Full list of documents

  • Candidate’s birth certificate;
  • Two photographs in the established format;
  • A printed confirmation page for completing the DS-260 form;
  • Certificates of completion of previous marriages (divorce/death certificates, court decisions);
  • Documents for adopted children (certificates of adoption, guardian’s certificate, and others);
  • Document confirming the submission of visa documents (IV Delivery Confirmation page);
  • Certified copies of court decisions and testimonies from places of detention with translations, if the candidate had been charged with any crime (even if they were acquitted later);
  • Other documents depending on the country/individual case of the candidate and certified copies of some documents on demand.

Embassy interview

The interview is the last step in the immigration visa process. You bring all documents, including an invitation to interview and proof of payment of all required fees. The family members listed on your application must be present for the interview. They can complete this stage separately if they plan to fly to the United States later than you.

Possible reasons for refusing a US visa

  • Insufficient funds for travel and accommodation in the United States;
  • Incomplete package of documents;
  • Forged documents for obtaining a visa (in this case, you will get a lifetime entry ban);
  • Illegal stay in the United States (travel ban from 3 to 10 years);
  • Criminal history related to drugs, human trafficking, and other crimes (lifetime travel ban).

What Will Happen During Your Immigrant Interview

After your biometrics appointment is complete, the USCIS may send you a letter informing you of an interview with an immigration officer. The notice you receive will include the date, time, and location of your interview. Make sure you show up to your appointment early or on time.

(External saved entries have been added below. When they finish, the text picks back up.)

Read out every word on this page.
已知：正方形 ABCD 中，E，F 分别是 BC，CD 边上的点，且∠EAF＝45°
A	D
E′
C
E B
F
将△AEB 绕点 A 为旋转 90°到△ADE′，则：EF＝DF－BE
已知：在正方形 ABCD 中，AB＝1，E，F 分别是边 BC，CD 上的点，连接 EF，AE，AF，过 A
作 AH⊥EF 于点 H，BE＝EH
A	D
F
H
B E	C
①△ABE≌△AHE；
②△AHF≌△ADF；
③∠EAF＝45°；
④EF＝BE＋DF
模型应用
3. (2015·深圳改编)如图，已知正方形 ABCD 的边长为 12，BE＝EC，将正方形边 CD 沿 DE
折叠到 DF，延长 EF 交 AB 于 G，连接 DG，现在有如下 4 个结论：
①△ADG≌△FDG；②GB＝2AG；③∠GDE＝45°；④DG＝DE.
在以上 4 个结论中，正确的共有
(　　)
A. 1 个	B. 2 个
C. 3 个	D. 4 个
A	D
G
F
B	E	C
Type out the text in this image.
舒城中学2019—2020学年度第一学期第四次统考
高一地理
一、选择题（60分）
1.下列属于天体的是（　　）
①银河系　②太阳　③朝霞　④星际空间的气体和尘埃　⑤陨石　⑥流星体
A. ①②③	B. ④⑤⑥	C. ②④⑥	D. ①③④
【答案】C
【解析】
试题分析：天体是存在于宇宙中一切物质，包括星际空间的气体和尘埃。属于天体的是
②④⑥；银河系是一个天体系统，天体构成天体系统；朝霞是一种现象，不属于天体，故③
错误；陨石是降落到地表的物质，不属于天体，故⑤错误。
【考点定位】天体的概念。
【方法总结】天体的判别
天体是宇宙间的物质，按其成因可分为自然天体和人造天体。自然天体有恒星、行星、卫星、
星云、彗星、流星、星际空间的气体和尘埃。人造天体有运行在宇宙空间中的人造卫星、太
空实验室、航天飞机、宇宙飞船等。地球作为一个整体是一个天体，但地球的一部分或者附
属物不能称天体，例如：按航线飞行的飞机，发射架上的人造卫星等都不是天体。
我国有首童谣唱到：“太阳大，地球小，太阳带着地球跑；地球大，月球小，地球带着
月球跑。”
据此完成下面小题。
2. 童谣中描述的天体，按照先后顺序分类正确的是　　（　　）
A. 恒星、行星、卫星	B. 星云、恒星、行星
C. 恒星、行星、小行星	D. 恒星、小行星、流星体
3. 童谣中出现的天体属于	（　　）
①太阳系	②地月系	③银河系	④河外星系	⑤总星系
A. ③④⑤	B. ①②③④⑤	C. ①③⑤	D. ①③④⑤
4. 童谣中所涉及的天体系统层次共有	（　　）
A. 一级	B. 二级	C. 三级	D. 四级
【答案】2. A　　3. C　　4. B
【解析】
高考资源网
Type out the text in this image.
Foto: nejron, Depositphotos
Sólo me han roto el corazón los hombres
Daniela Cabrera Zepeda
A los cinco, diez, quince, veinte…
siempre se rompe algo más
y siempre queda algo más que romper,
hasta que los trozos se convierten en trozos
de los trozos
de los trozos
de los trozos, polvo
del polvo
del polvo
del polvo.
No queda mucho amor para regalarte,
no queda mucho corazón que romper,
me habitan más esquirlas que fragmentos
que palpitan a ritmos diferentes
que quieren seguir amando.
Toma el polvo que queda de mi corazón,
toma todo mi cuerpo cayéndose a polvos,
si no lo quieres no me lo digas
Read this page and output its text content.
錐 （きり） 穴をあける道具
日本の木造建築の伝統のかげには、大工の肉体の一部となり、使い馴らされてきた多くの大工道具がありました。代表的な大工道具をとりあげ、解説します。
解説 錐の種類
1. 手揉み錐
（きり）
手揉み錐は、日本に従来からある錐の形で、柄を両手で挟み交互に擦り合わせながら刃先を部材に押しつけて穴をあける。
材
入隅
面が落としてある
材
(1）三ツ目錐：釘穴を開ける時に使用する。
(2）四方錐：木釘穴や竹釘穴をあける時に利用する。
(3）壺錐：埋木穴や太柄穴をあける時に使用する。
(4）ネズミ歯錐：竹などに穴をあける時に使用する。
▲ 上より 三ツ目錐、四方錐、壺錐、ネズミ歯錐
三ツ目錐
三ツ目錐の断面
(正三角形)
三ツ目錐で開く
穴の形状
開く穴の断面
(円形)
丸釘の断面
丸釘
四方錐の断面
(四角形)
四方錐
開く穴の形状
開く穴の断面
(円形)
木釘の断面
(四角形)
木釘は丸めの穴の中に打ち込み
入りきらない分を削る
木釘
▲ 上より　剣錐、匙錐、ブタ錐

At your interview, you’ll likely have to answer questions about your application. In some cases, the relative or employer who petitioned you for the green card may be called for the interview as well. It’s crucial that you bring any relevant documents to your appointment, including travel documents and passports.

Responsibilities and Benefits as a U. Citizen

As a U. citizen, you can:

  • Run for office in a public election.
  • Vote in local, state, and federal elections.
  • Apply for visas for your relatives to live in the United States. Unlike green card holders, citizens can apply for visas for their brothers and sisters. And their immediate relatives—their husbands or wives, unmarried children under age 21, and parents—don’t have to wait in line for a visa to become available.
  • Get citizenship for children born abroad.
  • Travel outside of the U.S. with a U.S. passport. Many countries won’t make you get a visa to enter if you have a U.S. passport. And you can seek protection or assistance at any U.S. embassy or consulate while abroad, using your passport as proof of your U.S. citizenship. For example, if you have a medical emergency, if your passport is lost or stolen, or if you are a victim of crime, you can get help at a U.S. embassy or consulate.
  • Apply for certain federal jobs—many federal agencies require applicants to be U.S. citizens.

Also, as a U. citizen, you are required to serve on a jury or in the military when called for duty.

Commuter Green Card

Green Cards and Permanent Residence in the U.S

Another type of green card is used by foreign commuters. For instance, someone may live in Mexico but commute to the United States for work. These green card holders are allowed to remain legal residents while living in a foreign country if they are working in the United States.

The USCIS refers to these legal residents as Commuter Aliens. The green card is nearly identical to those given to legal permanent residents. The only difference, as shown above, is that the first two characters on the back of the card are “C2. ” The number given to legal permanent residents reads “C1

Commuter Aliens may not apply for naturalization until they establish a residence within the United States. They’re also restricted from sponsoring relatives for green cards until they move into the country.